Basin’s man-made flood plan: 80,000ML a day at SA border
A man-made flood every five years, similar to what we are experiencing now, is “madness” says the Victorian Farmers Federation.
The massive flow of water down the Murray River and its tributaries this week has just reached 80,000 megalitres a day at the South Australian border, mirroring the man-made flood target the Albanese government wants to deliver every fifth year.
As the Productivity Commission reported in 2018 Commonwealth and state environmental water managers must push 150,000ML a day out of Upper Murray, Goulburn, Murrumbidgee and Darling Rivers, to lift the SA border flow to the 80,000ML/day target set in the Murray Darling Basin Plan.
Yet reaching the SA border target requires NSW and Victorian governments to strike deals to flood at least 6000 properties along the Basin’s southern rivers, under what the basin plan calls the removal of “constraints strategy”, using environmental water to turn high-flow events into man-made floods.
The Commonwealth Environmental Water Holder already has 1990GL in hand, with another 85GL to be delivered under the Plan’s baseline target, plus an extra 450GL to meet the SA government’s demands.
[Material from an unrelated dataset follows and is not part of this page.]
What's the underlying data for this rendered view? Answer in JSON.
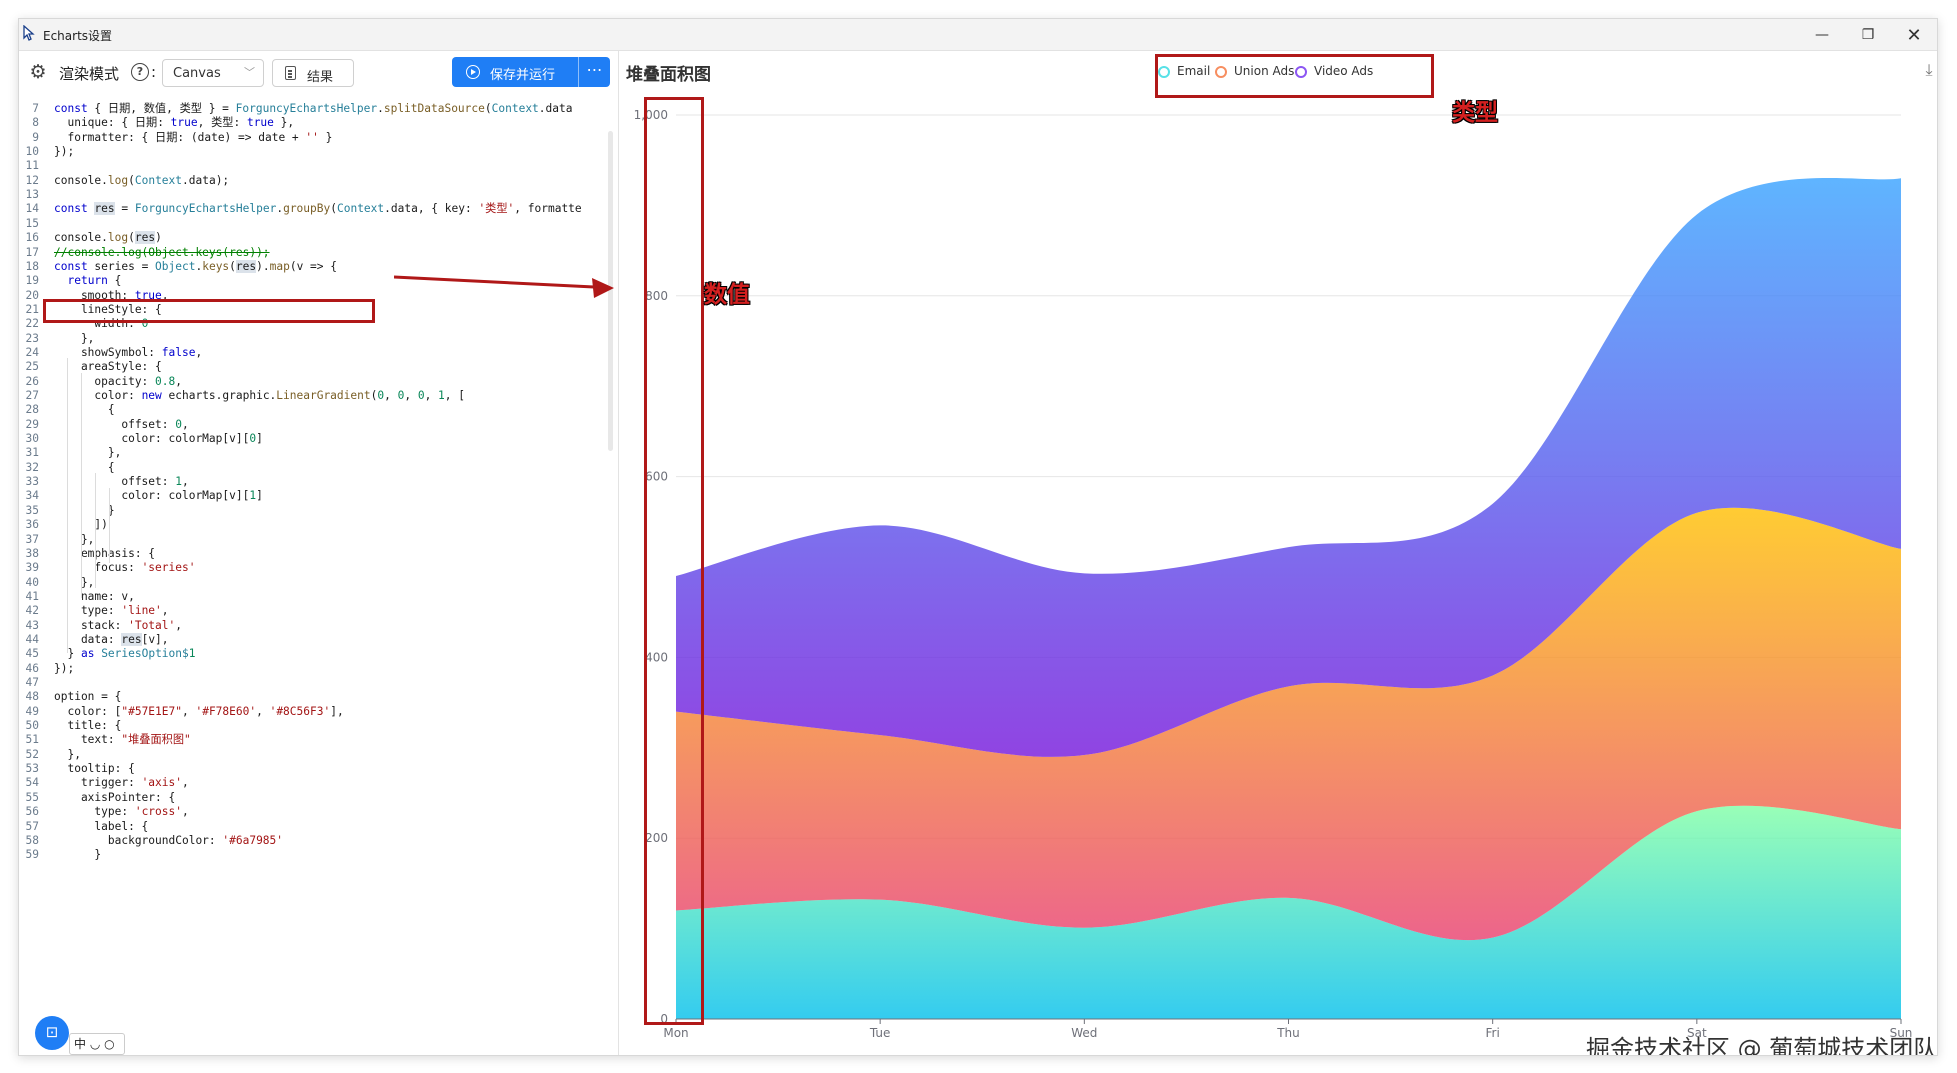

But as landholders throughout the southern Murray Darling Basin have discovered this week, the impact of natural floods is costly enough, let alone dealing with even more frequent man-made events.
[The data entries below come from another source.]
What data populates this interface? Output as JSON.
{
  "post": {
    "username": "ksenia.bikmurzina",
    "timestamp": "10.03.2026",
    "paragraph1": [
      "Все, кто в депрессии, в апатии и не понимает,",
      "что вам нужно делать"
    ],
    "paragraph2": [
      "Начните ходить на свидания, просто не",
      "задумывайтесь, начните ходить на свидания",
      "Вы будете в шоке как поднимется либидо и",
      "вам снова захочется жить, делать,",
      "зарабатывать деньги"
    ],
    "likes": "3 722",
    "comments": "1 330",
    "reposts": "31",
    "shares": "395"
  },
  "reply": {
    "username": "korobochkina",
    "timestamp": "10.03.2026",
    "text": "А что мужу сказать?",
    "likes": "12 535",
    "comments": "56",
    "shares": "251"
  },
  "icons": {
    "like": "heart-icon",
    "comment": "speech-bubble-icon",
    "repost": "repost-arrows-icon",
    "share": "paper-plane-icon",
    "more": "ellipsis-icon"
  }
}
“These numbers have been dreamt up with no understanding of what impact it will have on local communities – to date we have huge areas of farms and homes under water and this number is increasing,” Victorian Farmers Federation water council chairman Andrew Leahy said.
“We had the Prime Minister in the region talking about flood recovery, but these Basin Plan targets will flood us deliberately rather than naturally.
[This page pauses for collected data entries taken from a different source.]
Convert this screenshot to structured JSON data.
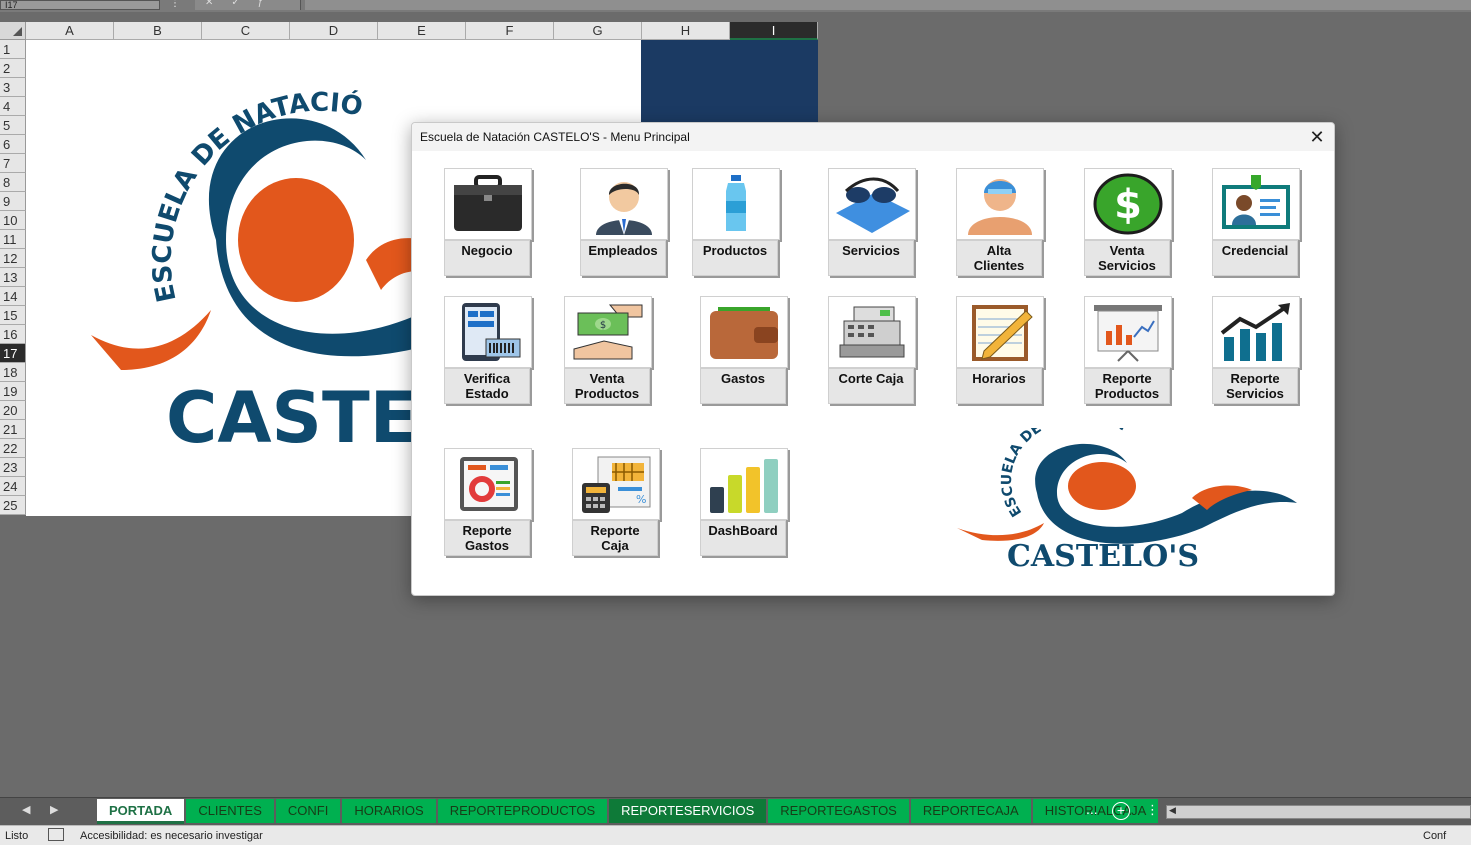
{
  "formula_bar": {
    "cell_ref": "I17"
  },
  "columns": [
    "A",
    "B",
    "C",
    "D",
    "E",
    "F",
    "G",
    "H",
    "I"
  ],
  "selected_column": "I",
  "rows": [
    "1",
    "2",
    "3",
    "4",
    "5",
    "6",
    "7",
    "8",
    "9",
    "10",
    "11",
    "12",
    "13",
    "14",
    "15",
    "16",
    "17",
    "18",
    "19",
    "20",
    "21",
    "22",
    "23",
    "24",
    "25"
  ],
  "selected_row": "17",
  "sheet_logo": {
    "arc_text": "ESCUELA DE NATACIÓN",
    "wordmark": "CASTEL"
  },
  "dialog": {
    "title": "Escuela de Natación CASTELO'S - Menu Principal",
    "close_glyph": "✕",
    "tiles": [
      {
        "id": "negocio",
        "label": "Negocio",
        "icon": "briefcase-icon"
      },
      {
        "id": "empleados",
        "label": "Empleados",
        "icon": "employee-icon"
      },
      {
        "id": "productos",
        "label": "Productos",
        "icon": "water-bottle-icon"
      },
      {
        "id": "servicios",
        "label": "Servicios",
        "icon": "swim-goggles-icon"
      },
      {
        "id": "alta-clientes",
        "label": "Alta\nClientes",
        "icon": "swimmer-icon"
      },
      {
        "id": "venta-servicios",
        "label": "Venta\nServicios",
        "icon": "dollar-icon"
      },
      {
        "id": "credencial",
        "label": "Credencial",
        "icon": "id-card-icon"
      },
      {
        "id": "verifica-estado",
        "label": "Verifica\nEstado",
        "icon": "barcode-check-icon"
      },
      {
        "id": "venta-productos",
        "label": "Venta\nProductos",
        "icon": "cash-hands-icon"
      },
      {
        "id": "gastos",
        "label": "Gastos",
        "icon": "wallet-icon"
      },
      {
        "id": "corte-caja",
        "label": "Corte Caja",
        "icon": "cash-register-icon"
      },
      {
        "id": "horarios",
        "label": "Horarios",
        "icon": "notepad-icon"
      },
      {
        "id": "reporte-productos",
        "label": "Reporte\nProductos",
        "icon": "presentation-chart-icon"
      },
      {
        "id": "reporte-servicios",
        "label": "Reporte\nServicios",
        "icon": "growth-chart-icon"
      },
      {
        "id": "reporte-gastos",
        "label": "Reporte\nGastos",
        "icon": "report-doc-icon"
      },
      {
        "id": "reporte-caja",
        "label": "Reporte\nCaja",
        "icon": "calculator-report-icon"
      },
      {
        "id": "dashboard",
        "label": "DashBoard",
        "icon": "bar-dashboard-icon"
      }
    ],
    "logo": {
      "arc_text": "ESCUELA DE NATACIÓN",
      "wordmark": "CASTELO'S"
    }
  },
  "sheet_tabs": [
    {
      "label": "PORTADA",
      "state": "active"
    },
    {
      "label": "CLIENTES",
      "state": "normal"
    },
    {
      "label": "CONFI",
      "state": "normal"
    },
    {
      "label": "HORARIOS",
      "state": "normal"
    },
    {
      "label": "REPORTEPRODUCTOS",
      "state": "normal"
    },
    {
      "label": "REPORTESERVICIOS",
      "state": "selected"
    },
    {
      "label": "REPORTEGASTOS",
      "state": "normal"
    },
    {
      "label": "REPORTECAJA",
      "state": "normal"
    },
    {
      "label": "HISTORIALCAJA",
      "state": "normal"
    }
  ],
  "tab_more": "...",
  "status": {
    "ready": "Listo",
    "accessibility": "Accesibilidad: es necesario investigar",
    "right": "Conf"
  },
  "colors": {
    "brand_navy": "#0f4a6e",
    "brand_orange": "#e2571c",
    "tab_green": "#00b050",
    "dark_blue_cell": "#1b3a63"
  }
}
“The Commonwealth says it wants to help us, but a man-made flood every five years with something like what we are experiencing is madness. The MDBA is living in a modelled world, but we live in the real world and are left wearing the impacts.”
But Federal Water Minister Tanya Plibersek is forging ahead with recovering more water, telling The Weekly Times “I’ve been clear from the start that nothing is off the table - including strategic, voluntary buybacks”.
Following last week’s meeting of water ministers in Canberra the MDB Authority released a communique stating “as a matter of priority, the Commonwealth will work with relevant communities and Basin states on options to bridge the remaining gap in water recovery, including through strategic purchase, and to consider carefully opportunities to achieve the 450GL”.
Victorian Water Minister Harriet Shing said “Victoria would not support any recovery method that negatively impacts communities and increases water prices. The legislation does not allow buyback towards the additional 450GL.”
Federal Opposition water spokeswoman Perin Davey said “to some people the 450GL and 80,000 megalitres per day are just numbers, however for our people in the Basin these types of flows are a major natural disaster and it’s time the Albanese government listen to the people on the ground who are in the firing line of this madness”.
“I don’t believe The Labor Party would deliberately flood people yet the Basin Plan modelling targets the flows we are currently witnessing. It is high time we review this modelling as we are doing other scientific reviews.”